Autoridades informaram que não há sinais de que ele focava em Trump ou em outra personalidade presente no local. Ele jogou panfletos para cima antes de atear fogo no corpo, segundo testemunhas.

O episódio vem logo após a seleção do júri de Trump ter sido concluída. O processo abre caminho para que os promotores e advogados de defesa façam as declarações iniciais na próxima semana. O colegiado é composto por sete homens e cinco mulheres que, juntamente com seis suplentes, examinarão as provas em um julgamento inédito para determinar se um ex-presidente dos EUA é culpado de violar a lei.

JULGAMENTO
Trump é acusado de encobrir pagamentos secretos a uma estrela pornô.

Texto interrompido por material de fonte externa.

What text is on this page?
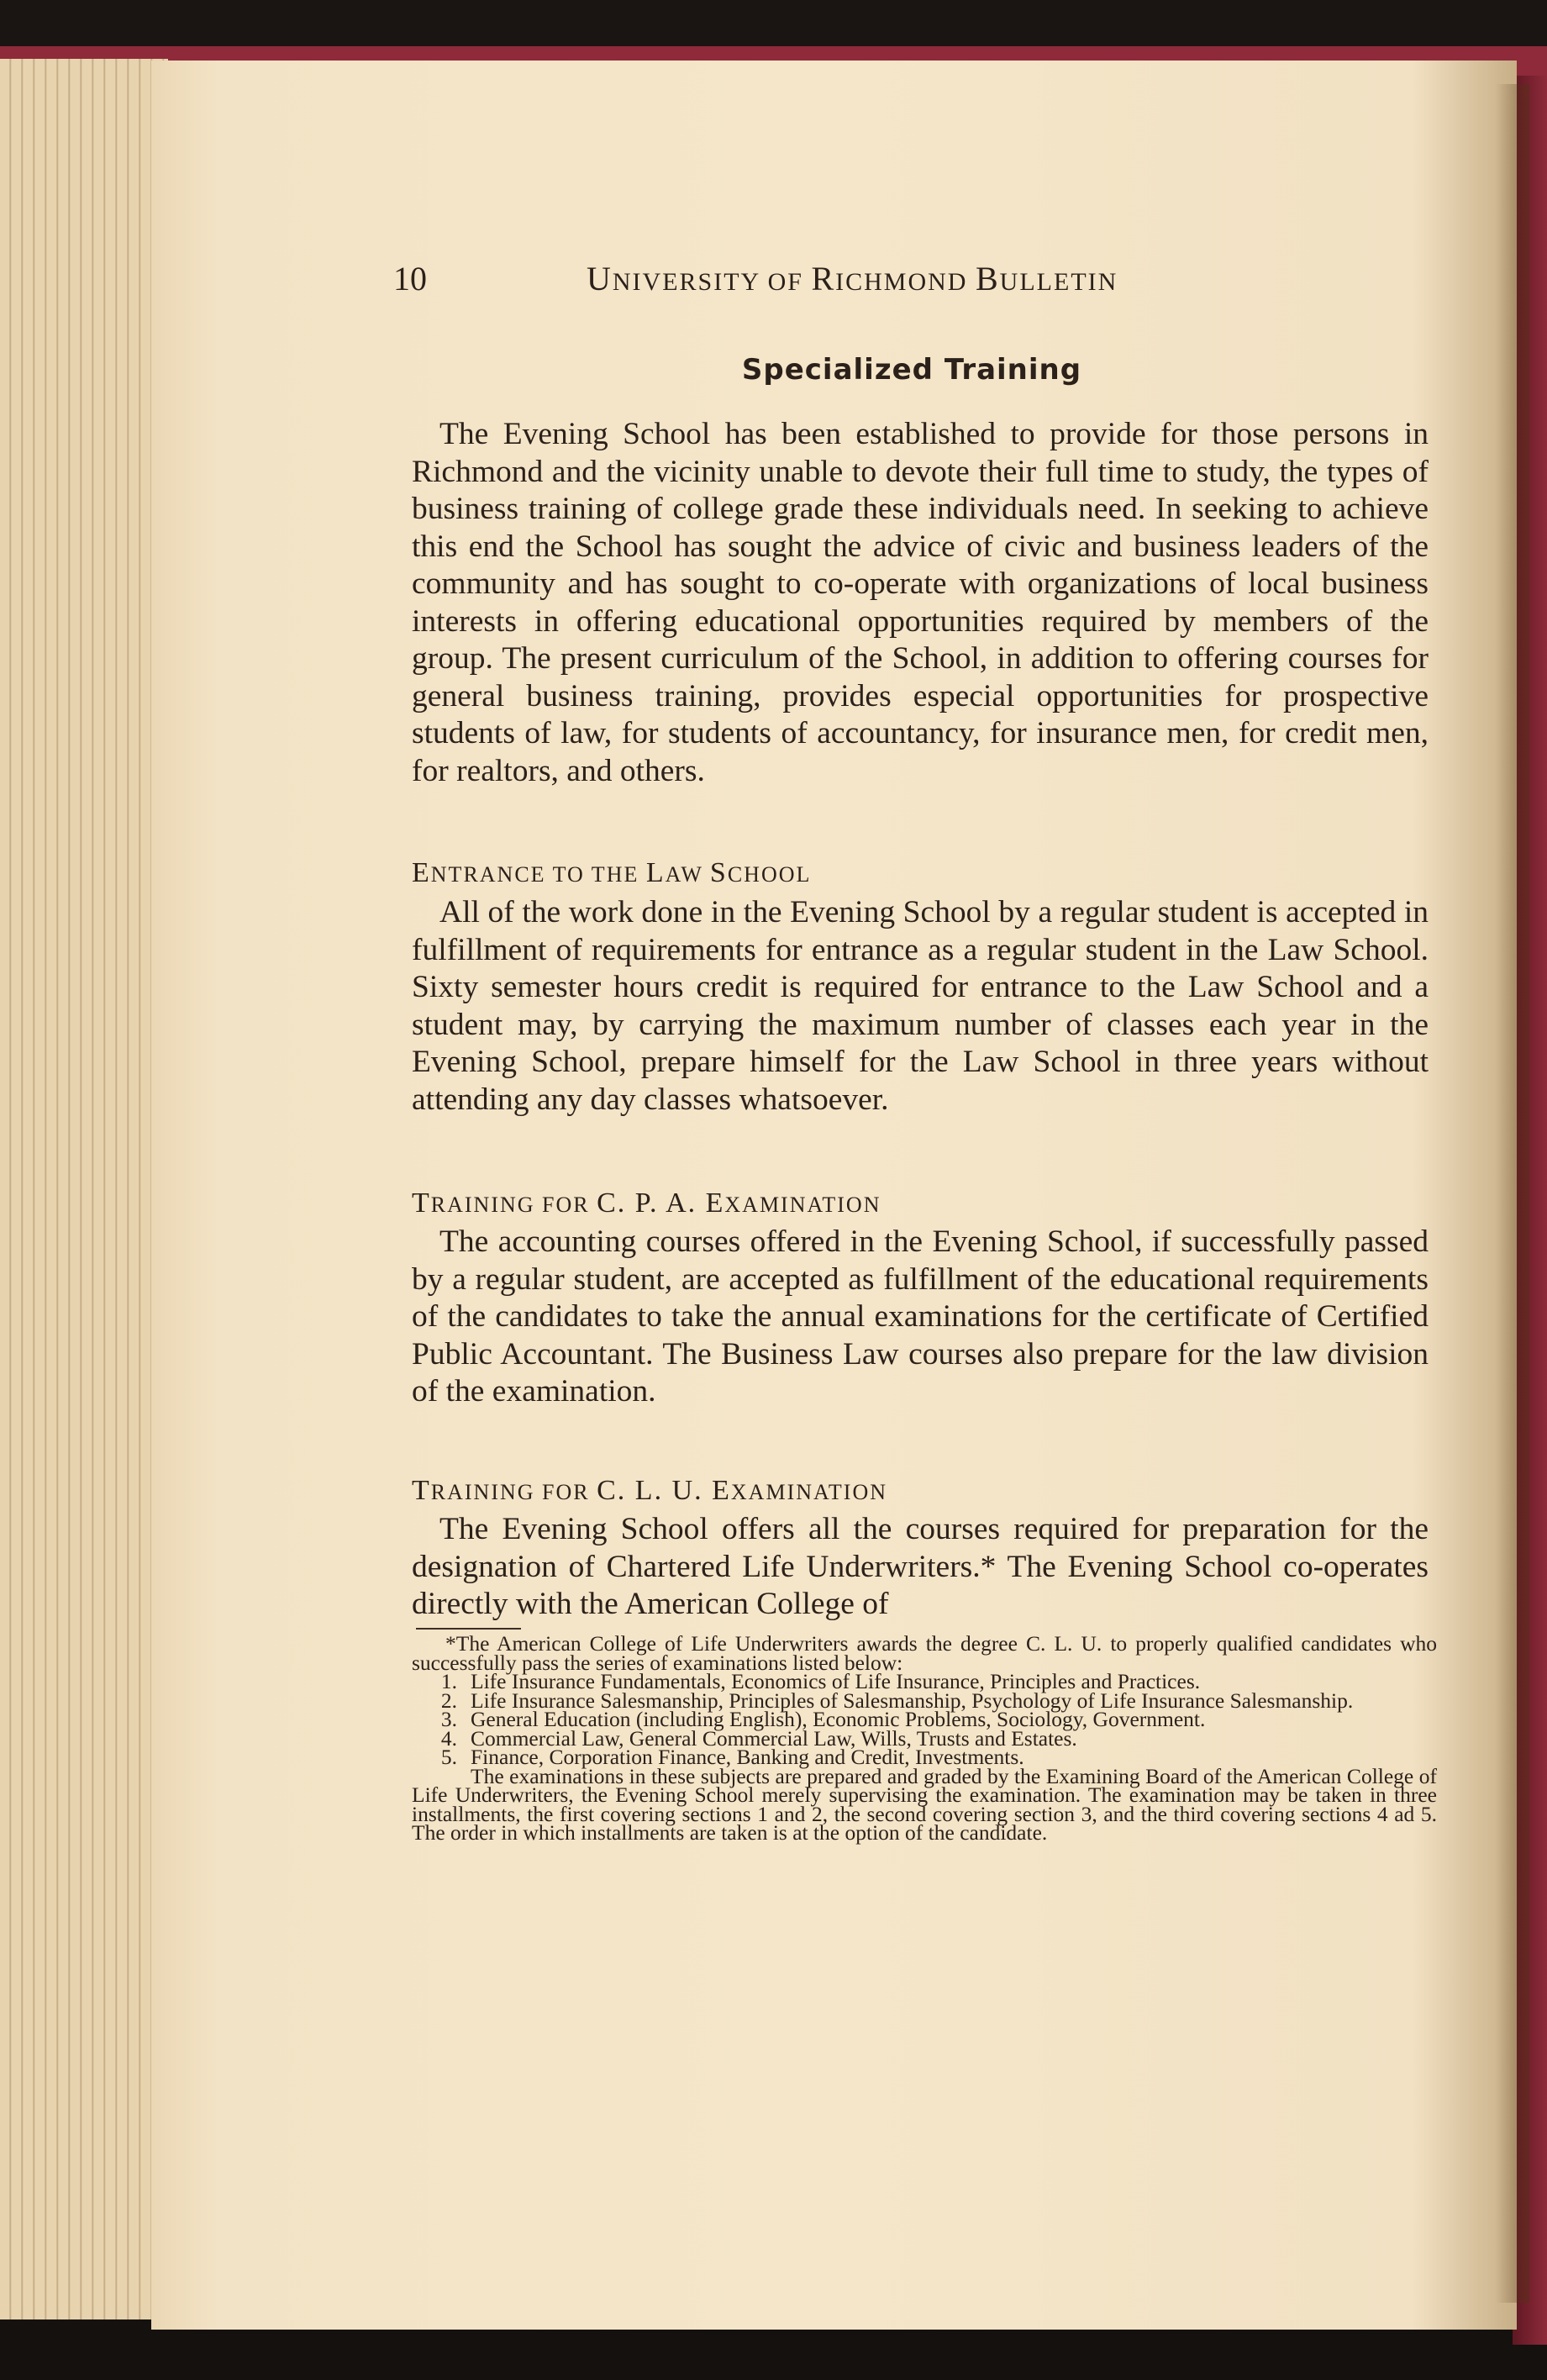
10	UNIVERSITY OF RICHMOND BULLETIN
Specialized Training
The Evening School has been established to provide for those persons in Richmond and the vicinity unable to devote their full time to study, the types of business training of college grade these individuals need. In seeking to achieve this end the School has sought the advice of civic and business leaders of the community and has sought to co-operate with organizations of local business interests in offering educational opportunities required by members of the group. The present curriculum of the School, in addition to offering courses for general business training, provides especial opportunities for prospective students of law, for students of accountancy, for insurance men, for credit men, for realtors, and others.
ENTRANCE TO THE LAW SCHOOL
All of the work done in the Evening School by a regular student is accepted in fulfillment of requirements for entrance as a regular student in the Law School. Sixty semester hours credit is required for entrance to the Law School and a student may, by carrying the maximum number of classes each year in the Evening School, prepare himself for the Law School in three years without attending any day classes whatsoever.
TRAINING FOR C. P. A. EXAMINATION
The accounting courses offered in the Evening School, if successfully passed by a regular student, are accepted as fulfillment of the educational requirements of the candidates to take the annual examinations for the certificate of Certified Public Accountant. The Business Law courses also prepare for the law division of the examination.
TRAINING FOR C. L. U. EXAMINATION
The Evening School offers all the courses required for preparation for the designation of Chartered Life Underwriters.* The Evening School co-operates directly with the American College of

*The American College of Life Underwriters awards the degree C. L. U. to properly qualified candidates who successfully pass the series of examinations listed below:

1. Life Insurance Fundamentals, Economics of Life Insurance, Principles and Practices.
2. Life Insurance Salesmanship, Principles of Salesmanship, Psychology of Life Insurance Salesmanship.
3. General Education (including English), Economic Problems, Sociology, Government.
4. Commercial Law, General Commercial Law, Wills, Trusts and Estates.
5. Finance, Corporation Finance, Banking and Credit, Investments.

The examinations in these subjects are prepared and graded by the Examining Board of the American College of Life Underwriters, the Evening School merely supervising the examination. The examination may be taken in three installments, the first covering sections 1 and 2, the second covering section 3, and the third covering sections 4 ad 5. The order in which installments are taken is at the option of the candidate.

O ex-presidente americano teria omitido um pagamento de US$ 130 mil (R$ 674,7 mil, pela cotação atual) que seu ex-advogado Michael Cohen fez à estrela pornô Stormy Daniels antes da eleição de 2016. O objetivo era que Daniels mantivesse silêncio sobre um encontro sexual que ela diz ter tido com Trump uma década antes.

A ação em si não é crime, mas ex-presidente teria ‘maquiado’ os valores. Segundo a acusação, o dinheiro enviado a Daniels foi registrado como um pagamento feito a Cohen e, na prática, buscava evitar que o suposto caso extraconjugal pudesse atrapalhar Trump nas eleições de 2016 — posteriormente vencidas pelo republicano. O ex-presidente se diz inocente e nega ter se encontrado com a estrela pornô.